In Australien heißt es, dass die Wunde schneller verheilt, wenn der Gebissene ein Haar des Hundes verzehrt, der ihn angefallen hat. Obwohl das Verspeisen von Tierhaaren hierzulande nicht geläufig ist, bezieht sich Katharina Struber mit dem Titel ihrer Ausstellung "Hair of the Dog" im offspace (bis 11.5.) auf diese Art von magischem Denken. Sich selbst einverleibt hat die Künstlerin offensichtlich Kunst aus den Siebzigerjahren: Ihr auf die rosa gestrichene Wand projiziertes Video, in dem sie sich schminkt und ihren Bart trimmt, steckt voller Referenzen auf feministische Klassiker. Etwa auf das Video "Representational Painting", in dem die amerikanische Künstlerin Eleanor Antin den Maler- gegen den Rougepinsel austauscht und die Kameralinse als Spiegel benützt; oder auf die Affenmasken, mit denen die Guerilla Girls bei Vernissagen auftraten, um die männerbündische Kunstwelt zu kritisieren. Auch die bärtige Zirkusartistin Jennifer Miller kommt einem in den Sinn, die Zoe Leonard zuletzt im "The Bearded Lady Calendar" in den Pin-up-Posen Marilyn Monroes verewigte.

  Nicht nur Haare, sondern auch zu lange Zähne können Frauen in etwas Monströses verwandeln: für Vampirinnen interessiert sich die Künstlerin und Autorin Judith Fischer, die derzeit in der IG Bildende Kunst (bis 3.5.) ihre Van Helsing'schen Forschungen präsentiert.

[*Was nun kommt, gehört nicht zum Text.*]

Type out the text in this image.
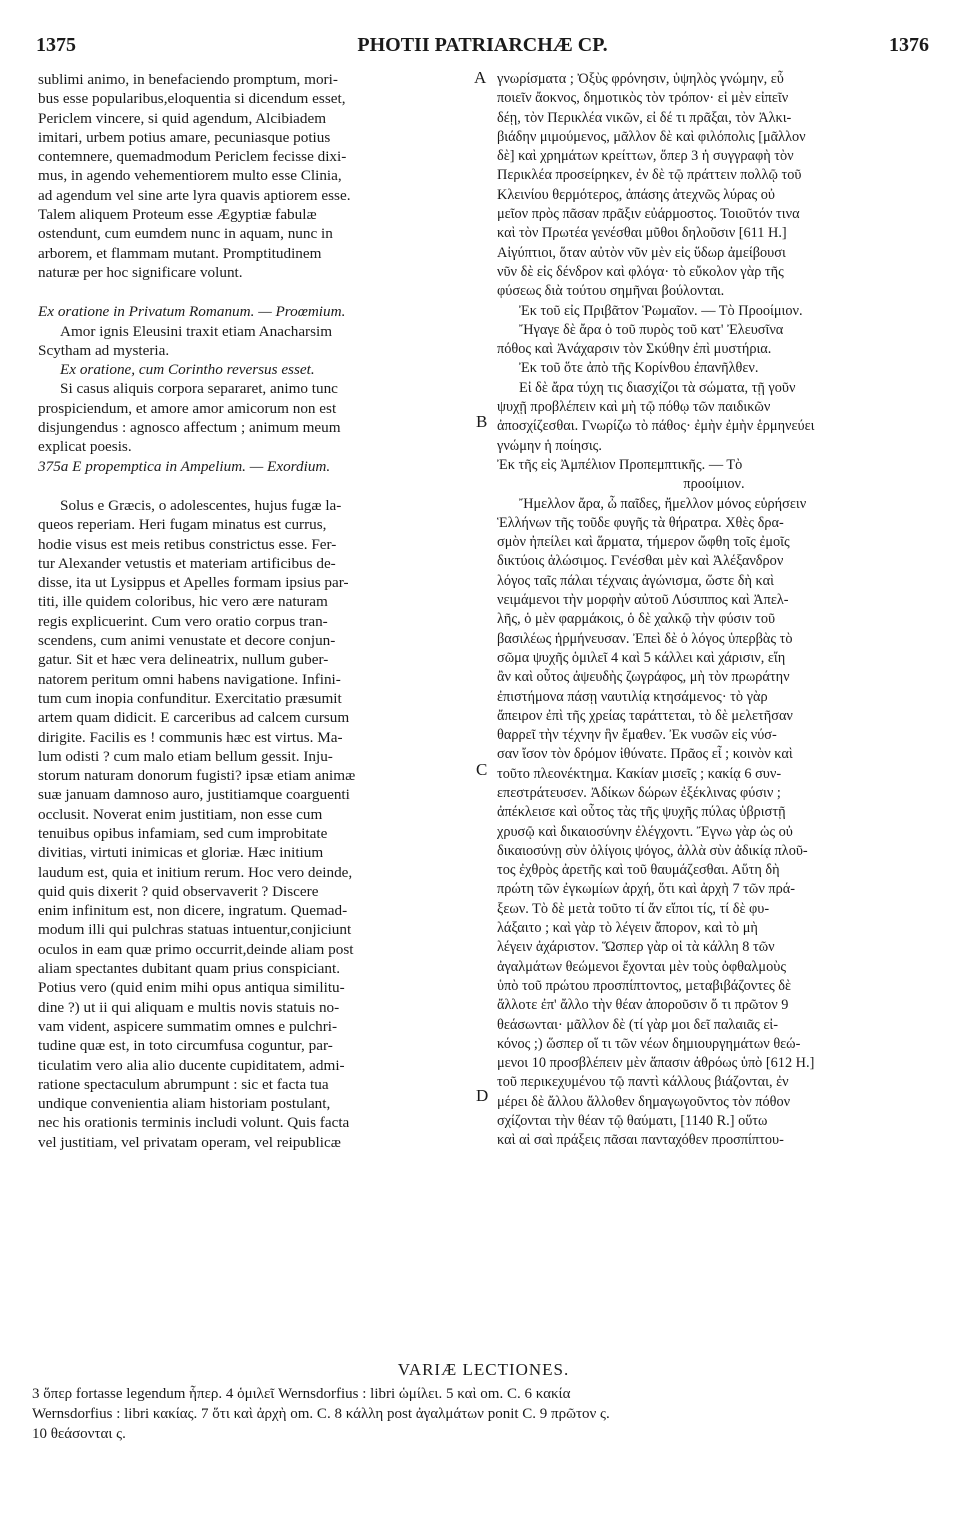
1375	PHOTII PATRIARCHÆ CP.	1376
A
B
C
D
sublimi animo, in benefaciendo promptum, mori-
bus esse popularibus,eloquentia si dicendum esset,
Periclem vincere, si quid agendum, Alcibiadem
imitari, urbem potius amare, pecuniasque potius
contemnere, quemadmodum Periclem fecisse dixi-
mus, in agendo vehementiorem multo esse Clinia,
ad agendum vel sine arte lyra quavis aptiorem esse.
Talem aliquem Proteum esse Ægyptiæ fabulæ
ostendunt, cum eumdem nunc in aquam, nunc in
arborem, et flammam mutant. Promptitudinem
naturæ per hoc significare volunt.
Ex oratione in Privatum Romanum. — Proœmium.
Amor ignis Eleusini traxit etiam Anacharsim
Scytham ad mysteria.
Ex oratione, cum Corintho reversus esset.
Si casus aliquis corpora separaret, animo tunc
prospiciendum, et amore amor amicorum non est
disjungendus : agnosco affectum ; animum meum
explicat poesis.
375a E propemptica in Ampelium. — Exordium.
Solus e Græcis, o adolescentes, hujus fugæ la-
queos reperiam. Heri fugam minatus est currus,
hodie visus est meis retibus constrictus esse. Fer-
tur Alexander vetustis et materiam artificibus de-
disse, ita ut Lysippus et Apelles formam ipsius par-
titi, ille quidem coloribus, hic vero ære naturam
regis explicuerint. Cum vero oratio corpus tran-
scendens, cum animi venustate et decore conjun-
gatur. Sit et hæc vera delineatrix, nullum guber-
natorem peritum omni habens navigatione. Infini-
tum cum inopia confunditur. Exercitatio præsumit
artem quam didicit. E carceribus ad calcem cursum
dirigite. Facilis es ! communis hæc est virtus. Ma-
lum odisti ? cum malo etiam bellum gessit. Inju-
storum naturam donorum fugisti? ipsæ etiam animæ
suæ januam damnoso auro, justitiamque coarguenti
occlusit. Noverat enim justitiam, non esse cum
tenuibus opibus infamiam, sed cum improbitate
divitias, virtuti inimicas et gloriæ. Hæc initium
laudum est, quia et initium rerum. Hoc vero deinde,
quid quis dixerit ? quid observaverit ? Discere
enim infinitum est, non dicere, ingratum. Quemad-
modum illi qui pulchras statuas intuentur,conjiciunt
oculos in eam quæ primo occurrit,deinde aliam post
aliam spectantes dubitant quam prius conspiciant.
Potius vero (quid enim mihi opus antiqua similitu-
dine ?) ut ii qui aliquam e multis novis statuis no-
vam vident, aspicere summatim omnes e pulchri-
tudine quæ est, in toto circumfusa coguntur, par-
ticulatim vero alia alio ducente cupiditatem, admi-
ratione spectaculum abrumpunt : sic et facta tua
undique convenientia aliam historiam postulant,
nec his orationis terminis includi volunt. Quis facta
vel justitiam, vel privatam operam, vel reipublicæ
γνωρίσματα ; Ὀξὺς φρόνησιν, ὑψηλὸς γνώμην, εὖ
ποιεῖν ἄοκνος, δημοτικὸς τὸν τρόπον· εἰ μὲν εἰπεῖν
δέῃ, τὸν Περικλέα νικῶν, εἰ δέ τι πρᾶξαι, τὸν Ἀλκι-
βιάδην μιμούμενος, μᾶλλον δὲ καὶ φιλόπολις [μᾶλλον
δὲ] καὶ χρημάτων κρείττων, ὅπερ 3 ἡ συγγραφὴ τὸν
Περικλέα προσείρηκεν, ἐν δὲ τῷ πράττειν πολλῷ τοῦ
Κλεινίου θερμότερος, ἁπάσης ἀτεχνῶς λύρας οὐ
μεῖον πρὸς πᾶσαν πρᾶξιν εὐάρμοστος. Τοιοῦτόν τινα
καὶ τὸν Πρωτέα γενέσθαι μῦθοι δηλοῦσιν [611 H.]
Αἰγύπτιοι, ὅταν αὐτὸν νῦν μὲν εἰς ὕδωρ ἀμείβουσι
νῦν δὲ εἰς δένδρον καὶ φλόγα· τὸ εὔκολον γὰρ τῆς
φύσεως διὰ τούτου σημῆναι βούλονται.
Ἐκ τοῦ εἰς Πριβᾶτον Ῥωμαῖον. — Τὸ Προοίμιον.
Ἤγαγε δὲ ἄρα ὁ τοῦ πυρὸς τοῦ κατ' Ἐλευσῖνα
πόθος καὶ Ἀνάχαρσιν τὸν Σκύθην ἐπὶ μυστήρια.
Ἐκ τοῦ ὅτε ἀπὸ τῆς Κορίνθου ἐπανῆλθεν.
Εἰ δὲ ἄρα τύχη τις διασχίζοι τὰ σώματα, τῇ γοῦν
ψυχῇ προβλέπειν καὶ μὴ τῷ πόθῳ τῶν παιδικῶν
ἀποσχίζεσθαι. Γνωρίζω τὸ πάθος· ἐμὴν ἐμὴν ἑρμηνεύει
γνώμην ἡ ποίησις.
Ἐκ τῆς εἰς Ἀμπέλιον Προπεμπτικῆς. — Τὸ
προοίμιον.
Ἤμελλον ἄρα, ὦ παῖδες, ἤμελλον μόνος εὑρήσειν
Ἑλλήνων τῆς τοῦδε φυγῆς τὰ θήρατρα. Χθὲς δρα-
σμὸν ἠπείλει καὶ ἅρματα, τήμερον ὤφθη τοῖς ἐμοῖς
δικτύοις ἁλώσιμος. Γενέσθαι μὲν καὶ Ἀλέξανδρον
λόγος ταῖς πάλαι τέχναις ἀγώνισμα, ὥστε δὴ καὶ
νειμάμενοι τὴν μορφὴν αὐτοῦ Λύσιππος καὶ Ἀπελ-
λῆς, ὁ μὲν φαρμάκοις, ὁ δὲ χαλκῷ τὴν φύσιν τοῦ
βασιλέως ἡρμήνευσαν. Ἐπεὶ δὲ ὁ λόγος ὑπερβὰς τὸ
σῶμα ψυχῆς ὁμιλεῖ 4 καὶ 5 κάλλει καὶ χάρισιν, εἴη
ἂν καὶ οὗτος ἀψευδὴς ζωγράφος, μὴ τὸν πρωράτην
ἐπιστήμονα πάσῃ ναυτιλίᾳ κτησάμενος· τὸ γὰρ
ἄπειρον ἐπὶ τῆς χρείας ταράττεται, τὸ δὲ μελετῆσαν
θαρρεῖ τὴν τέχνην ἣν ἔμαθεν. Ἐκ νυσῶν εἰς νύσ-
σαν ἴσον τὸν δρόμον ἰθύνατε. Πρᾶος εἶ ; κοινὸν καὶ
τοῦτο πλεονέκτημα. Κακίαν μισεῖς ; κακίᾳ 6 συν-
επεστράτευσεν. Ἀδίκων δώρων ἐξέκλινας φύσιν ;
ἀπέκλεισε καὶ οὗτος τὰς τῆς ψυχῆς πύλας ὑβριστῇ
χρυσῷ καὶ δικαιοσύνην ἐλέγχοντι. Ἔγνω γὰρ ὡς οὐ
δικαιοσύνῃ σὺν ὀλίγοις ψόγος, ἀλλὰ σὺν ἀδικίᾳ πλοῦ-
τος ἐχθρὸς ἀρετῆς καὶ τοῦ θαυμάζεσθαι. Αὕτη δὴ
πρώτη τῶν ἐγκωμίων ἀρχή, ὅτι καὶ ἀρχὴ 7 τῶν πρά-
ξεων. Τὸ δὲ μετὰ τοῦτο τί ἄν εἴποι τίς, τί δὲ φυ-
λάξαιτο ; καὶ γὰρ τὸ λέγειν ἄπορον, καὶ τὸ μὴ
λέγειν ἀχάριστον. Ὥσπερ γὰρ οἱ τὰ κάλλη 8 τῶν
ἀγαλμάτων θεώμενοι ἔχονται μὲν τοὺς ὀφθαλμοὺς
ὑπὸ τοῦ πρώτου προσπίπτοντος, μεταβιβάζοντες δὲ
ἄλλοτε ἐπ' ἄλλο τὴν θέαν ἀποροῦσιν ὅ τι πρῶτον 9
θεάσωνται· μᾶλλον δὲ (τί γὰρ μοι δεῖ παλαιᾶς εἰ-
κόνος ;) ὥσπερ οἵ τι τῶν νέων δημιουργημάτων θεώ-
μενοι 10 προσβλέπειν μὲν ἅπασιν ἀθρόως ὑπὸ [612 H.]
τοῦ περικεχυμένου τῷ παντὶ κάλλους βιάζονται, ἐν
μέρει δὲ ἄλλου ἄλλοθεν δημαγωγοῦντος τὸν πόθον
σχίζονται τὴν θέαν τῷ θαύματι, [1140 R.] οὕτω
καὶ αἱ σαὶ πράξεις πᾶσαι πανταχόθεν προσπίπτου-
VARIÆ LECTIONES.
3 ὅπερ fortasse legendum ἧπερ. 4 ὁμιλεῖ Wernsdorfius : libri ὡμίλει. 5 καὶ om. C. 6 κακία
Wernsdorfius : libri κακίας. 7 ὅτι καὶ ἀρχὴ om. C. 8 κάλλη post ἀγαλμάτων ponit C. 9 πρῶτον ς.
10 θεάσονται ς.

Die Blutrünstigkeit des Themas konterkariert Fischer mit einer betont reduzierten Schau: Neben Texten an der Wand liegen auf Leuchttischen Dias mit Screenshots aus Videos und Filmen auf, die von Vampirinnen des Wiener Kunstbetriebes signiert wurden. Wem dabei noch nicht gruselt, dem sei die "vampiric video night" am 26. April ab 20 Uhr ans Herz gelegt.